Parents, relatives and students between the ages of 3 and 17 — 84 people in all — were at the Digital Harbor Tech Center for the second Family Make Night on Monday building circuits and designing LED ornaments to hang on their Christmas trees.
Organized by the nonprofit Digital Harbor Foundation (DHF), the Family Make Nights provide an opportunity for students to show parents what they do in after-school programs at the Federal Hill-based tech center.
Two other people of note stopped by. One was Warnock Family Foundation executive director Olga Maltseva, who was voted the new chairperson of DHF’s eeight-person board.
The other was Mayor Stephanie Rawlings-Blake. It was the mayor’s first visit to the converted rec center in Federal Hill since it re-opened as the Digital Harbor Tech Center, under the stewardship of DHF, in January 2013.
“She checked out the 3D printing stuff. It was mostly a tour,” said Andrew Coy, executive director of the Digital Harbor Foundation. “It was just a really important first step.”
For the tech community in Baltimore, it was another sign that city government is beginning to take notice of its efforts, both in trying to launch startup businesses in the city and increasing city school students’ access to new digital tools such as 3D printers and Arduino circuits.
“Generally [she] has been paying a lot more attention, I’ve noticed, to the technology community here in Baltimore,” Coy said. “I don’t presume to know what influences have helped along there, but I’ve been pretty impressed lately.”
Some of the irony, however, shouldn’t be lost, as Mayor Rawlings-Blake was shown around a building that, at one time, had a precarious future. The Digital Harbor Tech Center was once the South Baltimore rec center, which was saved from closure by the city when Digital Harbor High School and the Digital Harbor Foundation stepped in, eventually converting the center into a place that now runs after-school programming courses and a summer camp focused on digital fabrication and video game development.

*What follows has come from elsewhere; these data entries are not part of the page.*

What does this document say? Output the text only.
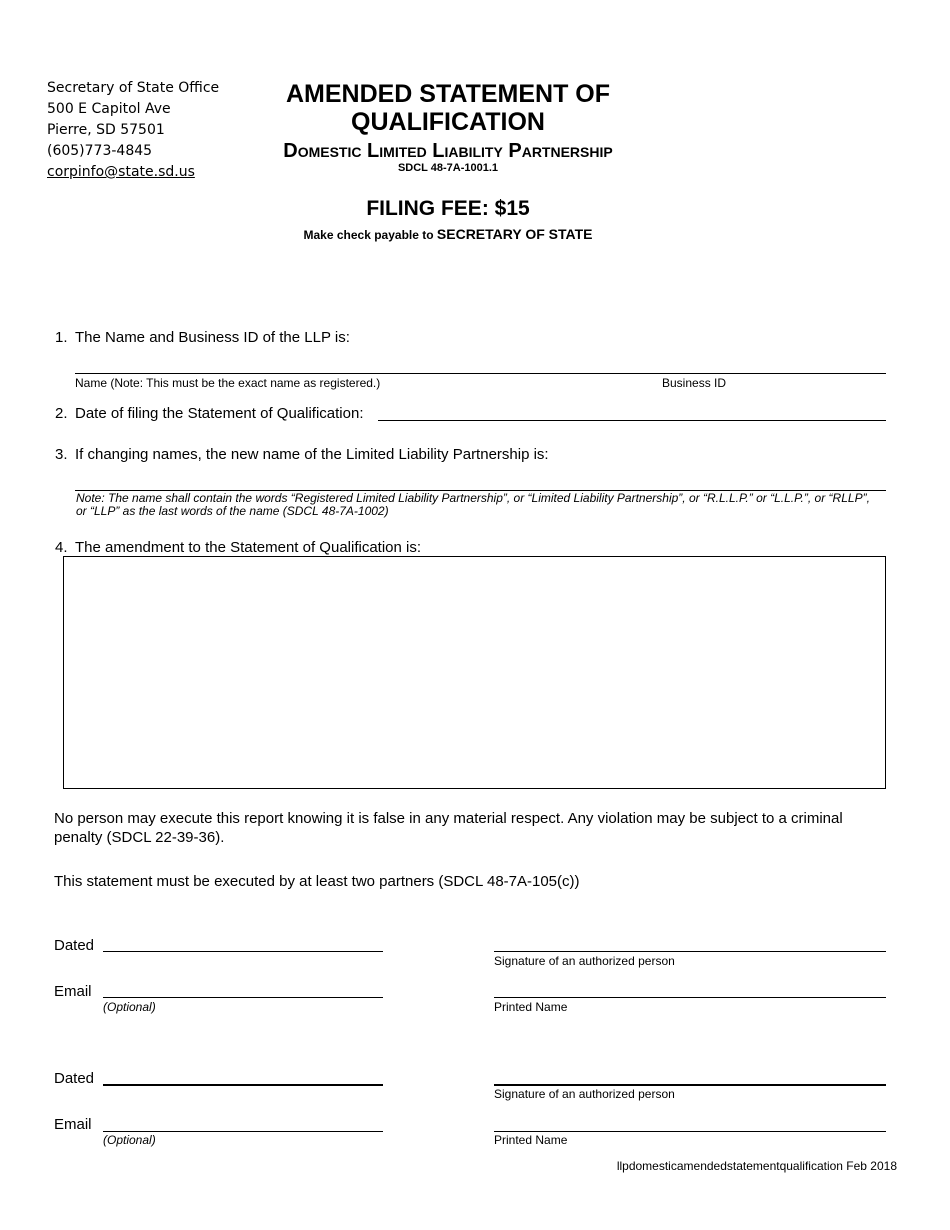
Secretary of State Office
500 E Capitol Ave
Pierre, SD 57501
(605)773-4845
corpinfo@state.sd.us
AMENDED STATEMENT OF
QUALIFICATION
Domestic Limited Liability Partnership
SDCL 48-7A-1001.1
FILING FEE: $15
Make check payable to SECRETARY OF STATE
1. The Name and Business ID of the LLP is:
Name (Note: This must be the exact name as registered.)	Business ID
2. Date of filing the Statement of Qualification:
3. If changing names, the new name of the Limited Liability Partnership is:
Note: The name shall contain the words “Registered Limited Liability Partnership”, or “Limited Liability Partnership”, or “R.L.L.P.” or “L.L.P.”, or “RLLP”, or “LLP” as the last words of the name (SDCL 48-7A-1002)
4. The amendment to the Statement of Qualification is:
No person may execute this report knowing it is false in any material respect. Any violation may be subject to a criminal penalty (SDCL 22-39-36).
This statement must be executed by at least two partners (SDCL 48-7A-105(c))
Dated
Signature of an authorized person
Email
(Optional)	Printed Name
Dated
Signature of an authorized person
Email
(Optional)	Printed Name
llpdomesticamendedstatementqualification Feb 2018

And, additionally, Family Make Night, a new monthly two- to three-hour event. The first one, held in November, had students and parents make 3D prints of cookie cutters. In January, families will be using the tech center’s vinyl cutter to make stickers they can affix to the back windshields of cars or the exteriors of their laptops.
“It’s proved to be a valuable experience, youth seeing adults learning and just interacting in that way,” said Coy.